Individuals and institutions exchanged 127.5 billion U.S. dollars in foreign currencies for Renminbi through Chinese banks, while buying 127 billion U.S. dollars of foreign currencies from financial institutions during the month. This resulted in a foreign exchange surplus in banks of 500 million U.S. dollars, according to SAFE.

Although Chinese banks swung back to a foreign exchange surplus in July from a 3.6-billion-U.S.-dollar deficit in June, the amount of surplus has narrowed sharply from 5.1 billion dollars in May, 7.8 billion in March, 4.4 billion in February and 19.4 billion dollars in January.

The banks reported a foreign exchange deficit of 3.7 billion U.S. dollars in April.

Zhao Qingmin, a financial researcher with the China Construction Bank, said banks will no longer see huge foreign exchanges surplus as the market expects the yuan to devalue in the coming months.

"Now the Chinese enterprises and residents are more willing to keep their wealth in foreign currencies due to such a market expectation," Zhao said.

After the yuan's central parity hit a record high of 6.267 against the U.S. dollar on May 2 this year, the Chinese currency weakened by about 646 basis points, as of Friday, according to data from the China Foreign Exchange Trading System.

A separate report by the Institute for Financial Studies of Shanghai-based Fudan University said the yuan has weakened by about 0.88 percent against the greenback in the second quarter, marking the Renminbi's largest quarterly devaluation since 1994.

Compared with these spot market figures, forward contracts, which reflect investors' outlook towards the relative value of the Renminbi, showed they chose to convert their assets in foreign currencies as the yuan weakens.

In July, companies and individuals signed forward contracts with Chinese banks to buy 15.2 billion U.S. dollars in foreign currencies at a future date agreed by both sides. At the same time, investors agreed with banks in their forward contracts to exchange 11.8 billion U.S. dollars.

In the first seven months, the banks posted a cumulative deficit of 8.8 billion U.S. dollars in foreign exchange in forward contracts. This has raised concerns that an outflow of funds might be under way in the world's second-largest economy.

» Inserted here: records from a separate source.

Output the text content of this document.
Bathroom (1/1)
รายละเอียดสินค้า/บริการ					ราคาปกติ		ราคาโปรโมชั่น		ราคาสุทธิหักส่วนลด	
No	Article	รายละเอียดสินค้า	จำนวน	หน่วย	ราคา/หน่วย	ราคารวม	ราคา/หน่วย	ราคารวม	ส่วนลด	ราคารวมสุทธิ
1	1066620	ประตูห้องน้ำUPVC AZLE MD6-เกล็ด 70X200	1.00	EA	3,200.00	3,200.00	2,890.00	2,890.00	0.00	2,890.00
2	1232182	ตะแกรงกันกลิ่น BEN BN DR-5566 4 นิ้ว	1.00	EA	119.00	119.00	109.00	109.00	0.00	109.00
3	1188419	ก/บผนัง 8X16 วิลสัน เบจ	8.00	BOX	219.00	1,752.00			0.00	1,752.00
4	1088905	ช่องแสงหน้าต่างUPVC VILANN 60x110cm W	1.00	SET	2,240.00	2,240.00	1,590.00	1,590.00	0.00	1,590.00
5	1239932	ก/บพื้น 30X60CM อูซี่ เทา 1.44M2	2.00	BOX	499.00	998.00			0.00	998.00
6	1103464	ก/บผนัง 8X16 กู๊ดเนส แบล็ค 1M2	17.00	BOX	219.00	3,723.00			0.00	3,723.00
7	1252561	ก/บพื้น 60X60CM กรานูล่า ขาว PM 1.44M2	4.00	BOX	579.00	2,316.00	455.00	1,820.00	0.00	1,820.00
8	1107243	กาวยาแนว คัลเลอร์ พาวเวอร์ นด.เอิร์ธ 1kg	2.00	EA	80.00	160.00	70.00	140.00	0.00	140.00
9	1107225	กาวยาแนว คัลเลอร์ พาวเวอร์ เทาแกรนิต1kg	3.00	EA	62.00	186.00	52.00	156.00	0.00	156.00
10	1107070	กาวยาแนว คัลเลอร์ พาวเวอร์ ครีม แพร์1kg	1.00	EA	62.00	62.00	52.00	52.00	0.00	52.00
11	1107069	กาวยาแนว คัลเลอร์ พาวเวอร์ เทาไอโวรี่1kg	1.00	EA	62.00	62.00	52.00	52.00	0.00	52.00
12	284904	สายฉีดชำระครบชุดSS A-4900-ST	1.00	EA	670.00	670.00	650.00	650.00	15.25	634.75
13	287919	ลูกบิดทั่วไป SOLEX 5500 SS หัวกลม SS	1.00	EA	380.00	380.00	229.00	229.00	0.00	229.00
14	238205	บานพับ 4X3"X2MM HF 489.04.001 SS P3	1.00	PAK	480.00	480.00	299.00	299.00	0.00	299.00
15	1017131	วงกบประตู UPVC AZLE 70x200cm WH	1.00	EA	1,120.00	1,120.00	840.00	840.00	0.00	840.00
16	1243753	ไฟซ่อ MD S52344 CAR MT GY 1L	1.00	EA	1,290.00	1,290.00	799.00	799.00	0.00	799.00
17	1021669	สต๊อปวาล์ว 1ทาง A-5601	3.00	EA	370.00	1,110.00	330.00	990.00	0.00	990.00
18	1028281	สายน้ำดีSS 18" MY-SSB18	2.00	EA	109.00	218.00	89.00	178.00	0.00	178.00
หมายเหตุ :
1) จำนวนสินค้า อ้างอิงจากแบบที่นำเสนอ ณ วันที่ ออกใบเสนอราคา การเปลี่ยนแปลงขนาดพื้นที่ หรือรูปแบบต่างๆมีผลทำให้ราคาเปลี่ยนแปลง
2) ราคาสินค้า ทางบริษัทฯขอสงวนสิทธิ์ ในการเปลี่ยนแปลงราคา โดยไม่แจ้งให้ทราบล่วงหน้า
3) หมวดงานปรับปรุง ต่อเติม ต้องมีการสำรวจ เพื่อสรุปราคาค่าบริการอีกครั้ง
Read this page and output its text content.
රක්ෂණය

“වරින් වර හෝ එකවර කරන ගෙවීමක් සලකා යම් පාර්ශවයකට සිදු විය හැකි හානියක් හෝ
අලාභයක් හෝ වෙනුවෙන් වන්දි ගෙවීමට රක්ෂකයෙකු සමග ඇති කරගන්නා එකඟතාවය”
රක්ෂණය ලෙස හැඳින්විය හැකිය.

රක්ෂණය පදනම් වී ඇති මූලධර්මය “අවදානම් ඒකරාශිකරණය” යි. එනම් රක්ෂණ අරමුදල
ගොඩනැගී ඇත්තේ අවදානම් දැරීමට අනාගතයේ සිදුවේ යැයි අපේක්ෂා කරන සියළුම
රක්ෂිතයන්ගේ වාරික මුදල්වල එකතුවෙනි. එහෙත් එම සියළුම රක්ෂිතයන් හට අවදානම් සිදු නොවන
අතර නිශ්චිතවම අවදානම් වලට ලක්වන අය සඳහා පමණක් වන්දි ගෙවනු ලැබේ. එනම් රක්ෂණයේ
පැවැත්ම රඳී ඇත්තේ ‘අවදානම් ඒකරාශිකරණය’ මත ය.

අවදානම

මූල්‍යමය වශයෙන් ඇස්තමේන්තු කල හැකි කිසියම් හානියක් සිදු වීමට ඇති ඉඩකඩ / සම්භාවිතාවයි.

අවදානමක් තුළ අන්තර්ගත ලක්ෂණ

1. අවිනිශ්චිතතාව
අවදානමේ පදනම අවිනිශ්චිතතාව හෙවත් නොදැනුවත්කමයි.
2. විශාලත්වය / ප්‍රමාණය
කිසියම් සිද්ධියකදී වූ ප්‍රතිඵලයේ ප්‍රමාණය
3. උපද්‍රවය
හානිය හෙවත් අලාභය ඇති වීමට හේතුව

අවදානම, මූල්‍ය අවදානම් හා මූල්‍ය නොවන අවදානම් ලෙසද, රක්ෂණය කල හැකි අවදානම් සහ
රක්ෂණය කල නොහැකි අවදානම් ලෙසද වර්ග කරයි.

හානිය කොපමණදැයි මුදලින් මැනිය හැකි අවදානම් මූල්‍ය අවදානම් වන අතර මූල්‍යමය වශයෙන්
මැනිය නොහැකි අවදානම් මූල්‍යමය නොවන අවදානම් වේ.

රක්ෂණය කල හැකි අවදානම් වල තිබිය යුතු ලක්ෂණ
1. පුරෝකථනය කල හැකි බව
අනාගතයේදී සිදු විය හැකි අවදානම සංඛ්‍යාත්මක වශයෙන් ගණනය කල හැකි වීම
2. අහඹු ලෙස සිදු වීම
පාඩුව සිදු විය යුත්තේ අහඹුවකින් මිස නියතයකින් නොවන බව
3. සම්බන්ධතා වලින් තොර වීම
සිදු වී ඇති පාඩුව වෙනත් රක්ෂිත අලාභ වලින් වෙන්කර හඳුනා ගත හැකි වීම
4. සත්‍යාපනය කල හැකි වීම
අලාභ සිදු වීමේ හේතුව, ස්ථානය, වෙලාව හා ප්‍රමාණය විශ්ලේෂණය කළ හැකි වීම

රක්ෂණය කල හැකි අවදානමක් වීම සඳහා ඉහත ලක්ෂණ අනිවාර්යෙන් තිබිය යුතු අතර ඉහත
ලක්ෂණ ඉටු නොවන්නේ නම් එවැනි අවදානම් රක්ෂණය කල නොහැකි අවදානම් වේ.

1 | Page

Zhao said the buildup of banks' foreign exchange deficit showed some enterprises tried to purchase currency forward contracts to manage their exchange rate risks and hedge against the yuan's devaluation.

In the January-July period, overseas business-related proceeds of domestic institutional and individual clients via banks totaled 1.44 trillion U.S. dollars, with 1.35 trillion U.S. dollars paid to overseas businesses, SAFE data showed.

Banks' forex surpluses, which make up part of China's foreign exchange reserves along with current account surpluses and foreign direct investment inflow, do not include banks' own foreign exchange transactions or interbank transactions, according to SAFE.